The reward will rise in a bid to entice hackers to report bugs found in its ads code following an internal security audit that discovered an undisclosed number of vulnerabilities in its code.

Security engineer Collin Greene said Facebook will double bug payouts until Dec. 31, 2014.

"Starting today and extending through the end of 2014, all whitehat bugs in our ads code will receive double bounties," Greene wrote in a post.

"We found and fixed a number of security bugs but would like to encourage additional scrutiny from White hats to see what we might have missed. Also, since the vast majority of bug reports we work on with the Whitehat community are focused on the more common parts of Facebook code, we hope to encourage researchers to become more familiar with the surface area of ads to better protect the businesses that use them," Greene added.

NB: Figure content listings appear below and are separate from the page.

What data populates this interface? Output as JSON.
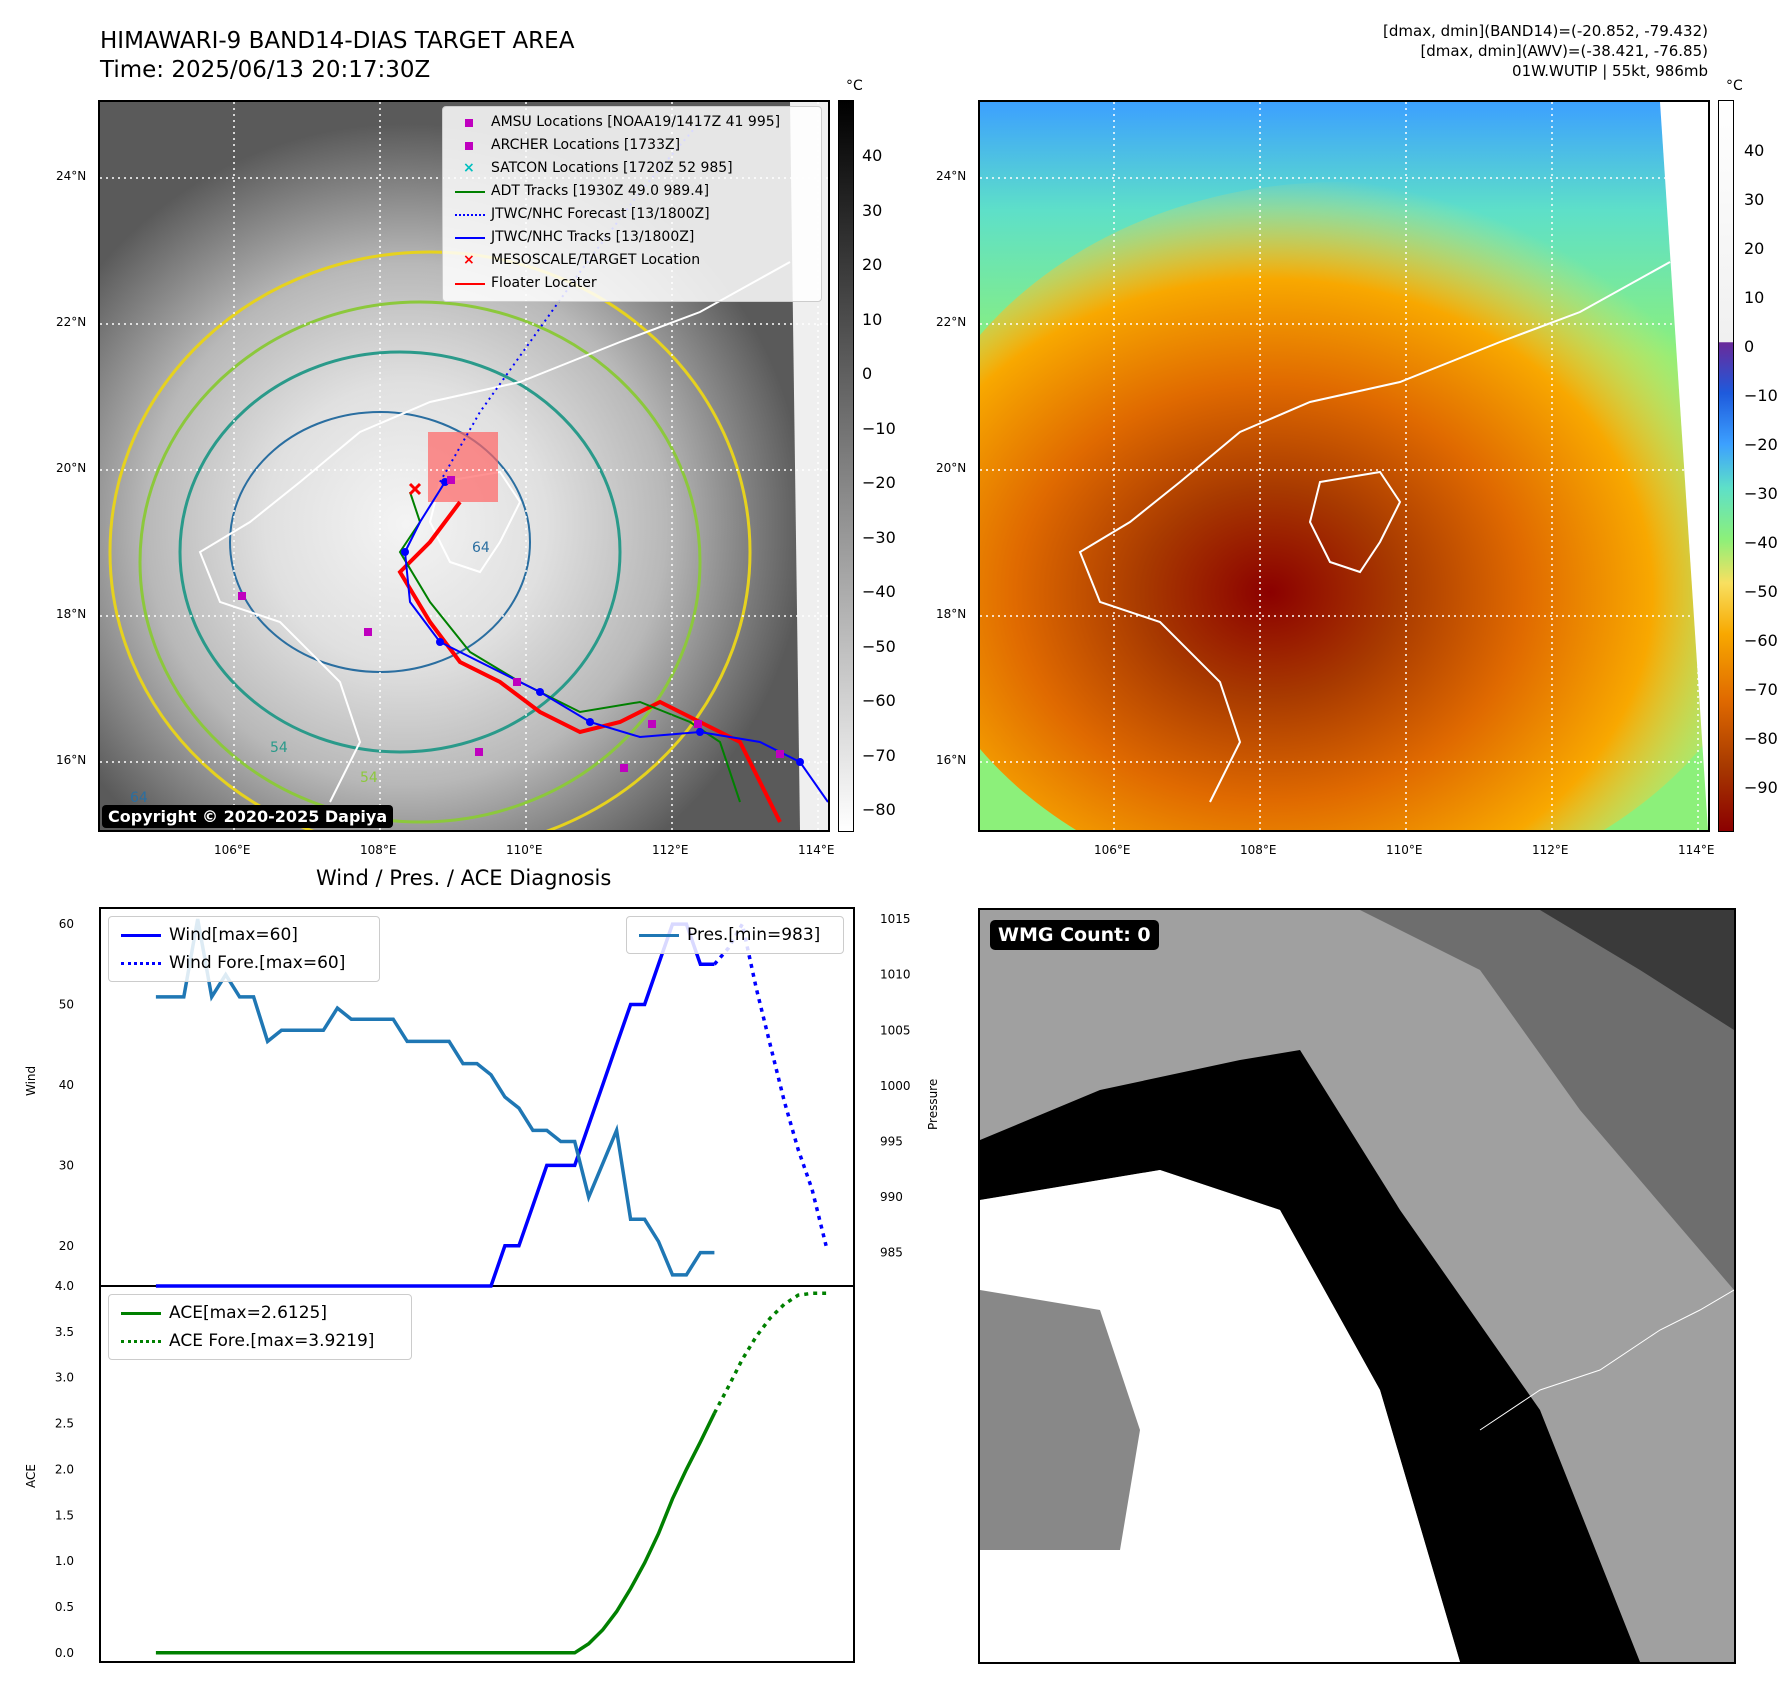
{
  "header": {
    "title_line1": "HIMAWARI-9 BAND14-DIAS TARGET AREA",
    "title_line2": "Time: 2025/06/13 20:17:30Z",
    "info_line1": "[dmax, dmin](BAND14)=(-20.852, -79.432)",
    "info_line2": "[dmax, dmin](AWV)=(-38.421, -76.85)",
    "info_line3": "01W.WUTIP | 55kt, 986mb"
  },
  "map": {
    "lat_labels": [
      "24°N",
      "22°N",
      "20°N",
      "18°N",
      "16°N"
    ],
    "lon_labels": [
      "106°E",
      "108°E",
      "110°E",
      "112°E",
      "114°E"
    ],
    "copyright": "Copyright © 2020-2025 Dapiya",
    "contour_labels": [
      "64",
      "54",
      "64",
      "54"
    ],
    "legend": [
      {
        "label": "AMSU Locations [NOAA19/1417Z 41 995]",
        "color": "#bf00bf",
        "marker": "square"
      },
      {
        "label": "ARCHER Locations [1733Z]",
        "color": "#bf00bf",
        "marker": "square"
      },
      {
        "label": "SATCON Locations [1720Z 52 985]",
        "color": "#00bfbf",
        "marker": "x"
      },
      {
        "label": "ADT Tracks [1930Z 49.0 989.4]",
        "color": "#008000",
        "marker": "line"
      },
      {
        "label": "JTWC/NHC Forecast [13/1800Z]",
        "color": "#0000ff",
        "marker": "dotted"
      },
      {
        "label": "JTWC/NHC Tracks [13/1800Z]",
        "color": "#0000ff",
        "marker": "line-dot"
      },
      {
        "label": "MESOSCALE/TARGET Location",
        "color": "#ff0000",
        "marker": "x"
      },
      {
        "label": "Floater Locater",
        "color": "#ff0000",
        "marker": "line"
      }
    ]
  },
  "colorbar_gray": {
    "unit": "°C",
    "ticks": [
      "40",
      "30",
      "20",
      "10",
      "0",
      "−10",
      "−20",
      "−30",
      "−40",
      "−50",
      "−60",
      "−70",
      "−80"
    ]
  },
  "colorbar_awv": {
    "unit": "°C",
    "ticks": [
      "40",
      "30",
      "20",
      "10",
      "0",
      "−10",
      "−20",
      "−30",
      "−40",
      "−50",
      "−60",
      "−70",
      "−80",
      "−90"
    ]
  },
  "wmg": {
    "label": "WMG Count: 0"
  },
  "diagnosis": {
    "title": "Wind / Pres. / ACE Diagnosis",
    "wind_axis_label": "Wind",
    "pressure_axis_label": "Pressure",
    "ace_axis_label": "ACE",
    "wind_ticks": [
      "60",
      "50",
      "40",
      "30",
      "20"
    ],
    "pressure_ticks": [
      "1015",
      "1010",
      "1005",
      "1000",
      "995",
      "990",
      "985"
    ],
    "ace_ticks": [
      "4.0",
      "3.5",
      "3.0",
      "2.5",
      "2.0",
      "1.5",
      "1.0",
      "0.5",
      "0.0"
    ],
    "legend_wind": "Wind[max=60]",
    "legend_wind_fore": "Wind Fore.[max=60]",
    "legend_pres": "Pres.[min=983]",
    "legend_ace": "ACE[max=2.6125]",
    "legend_ace_fore": "ACE Fore.[max=3.9219]"
  },
  "chart_data": [
    {
      "type": "line",
      "title": "Wind / Pres. / ACE Diagnosis",
      "ylabel": "Wind",
      "ylim": [
        15,
        62
      ],
      "series": [
        {
          "name": "Wind[max=60]",
          "color": "#0000ff",
          "style": "solid",
          "x": [
            0,
            1,
            2,
            3,
            4,
            5,
            6,
            7,
            8,
            9,
            10,
            11,
            12,
            13,
            14,
            15,
            16,
            17,
            18,
            19,
            20,
            21,
            22,
            23,
            24,
            25,
            26,
            27,
            28,
            29,
            30,
            31,
            32,
            33,
            34,
            35,
            36,
            37,
            38,
            39,
            40
          ],
          "y": [
            15,
            15,
            15,
            15,
            15,
            15,
            15,
            15,
            15,
            15,
            15,
            15,
            15,
            15,
            15,
            15,
            15,
            15,
            15,
            15,
            15,
            15,
            15,
            15,
            15,
            20,
            20,
            25,
            30,
            30,
            30,
            35,
            40,
            45,
            50,
            50,
            55,
            60,
            60,
            55,
            55
          ]
        },
        {
          "name": "Wind Fore.[max=60]",
          "color": "#0000ff",
          "style": "dotted",
          "x": [
            40,
            41,
            42,
            43,
            44,
            45,
            46,
            47,
            48
          ],
          "y": [
            55,
            57,
            60,
            52,
            45,
            38,
            32,
            27,
            20
          ]
        }
      ]
    },
    {
      "type": "line",
      "ylabel": "Pressure",
      "ylim": [
        982,
        1016
      ],
      "series": [
        {
          "name": "Pres.[min=983]",
          "color": "#1f77b4",
          "style": "solid",
          "x": [
            0,
            1,
            2,
            3,
            4,
            5,
            6,
            7,
            8,
            9,
            10,
            11,
            12,
            13,
            14,
            15,
            16,
            17,
            18,
            19,
            20,
            21,
            22,
            23,
            24,
            25,
            26,
            27,
            28,
            29,
            30,
            31,
            32,
            33,
            34,
            35,
            36,
            37,
            38,
            39,
            40
          ],
          "y": [
            1008,
            1008,
            1008,
            1015,
            1008,
            1010,
            1008,
            1008,
            1004,
            1005,
            1005,
            1005,
            1005,
            1007,
            1006,
            1006,
            1006,
            1006,
            1004,
            1004,
            1004,
            1004,
            1002,
            1002,
            1001,
            999,
            998,
            996,
            996,
            995,
            995,
            990,
            993,
            996,
            988,
            988,
            986,
            983,
            983,
            985,
            985
          ]
        }
      ]
    },
    {
      "type": "line",
      "ylabel": "ACE",
      "ylim": [
        -0.1,
        4.0
      ],
      "series": [
        {
          "name": "ACE[max=2.6125]",
          "color": "#008000",
          "style": "solid",
          "x": [
            0,
            1,
            2,
            3,
            4,
            5,
            6,
            7,
            8,
            9,
            10,
            11,
            12,
            13,
            14,
            15,
            16,
            17,
            18,
            19,
            20,
            21,
            22,
            23,
            24,
            25,
            26,
            27,
            28,
            29,
            30,
            31,
            32,
            33,
            34,
            35,
            36,
            37,
            38,
            39,
            40
          ],
          "y": [
            0,
            0,
            0,
            0,
            0,
            0,
            0,
            0,
            0,
            0,
            0,
            0,
            0,
            0,
            0,
            0,
            0,
            0,
            0,
            0,
            0,
            0,
            0,
            0,
            0,
            0,
            0,
            0,
            0,
            0,
            0,
            0.1,
            0.25,
            0.45,
            0.7,
            0.98,
            1.3,
            1.68,
            2.0,
            2.3,
            2.6125
          ]
        },
        {
          "name": "ACE Fore.[max=3.9219]",
          "color": "#008000",
          "style": "dotted",
          "x": [
            40,
            41,
            42,
            43,
            44,
            45,
            46,
            47,
            48
          ],
          "y": [
            2.6125,
            2.9,
            3.2,
            3.45,
            3.65,
            3.8,
            3.9,
            3.92,
            3.9219
          ]
        }
      ]
    }
  ]
}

Facebook recently squashed flaws including the ability to repeatedly redeem ad coupons, pull names of unpublished pages, read arbitrary local files, and inject JavaScript into an ads report email and through cross site request forgery (CSRF) force victims to send malicious emails to targets.

The organization has to date paid out some US $3 million in bug bounties including $33,500 award for a remote code execution external entity (XXE) security vulnerability.

Greene offered some tips including that common security bugs like cross site scripting would probably not be present in ads code.

Pundits would gain more win by targeting missing or incorrect permissions checks, insufficient rate-limiting leading to scraping, edge-case CSRF issues, and issues with flash files.

Not to be outdone, Yahoo has touted its recent HackerOne bug bounty that has since paid out $700,000 to 600 security researchers.

It also comes as Facebook is reported to be introducing a Safety Check feature that sends push notifications to users travelling in known disaster areas.

Troubled travellers would then need to verify their safety. If they reported themselves as being in danger, a notice will be posted to their feed.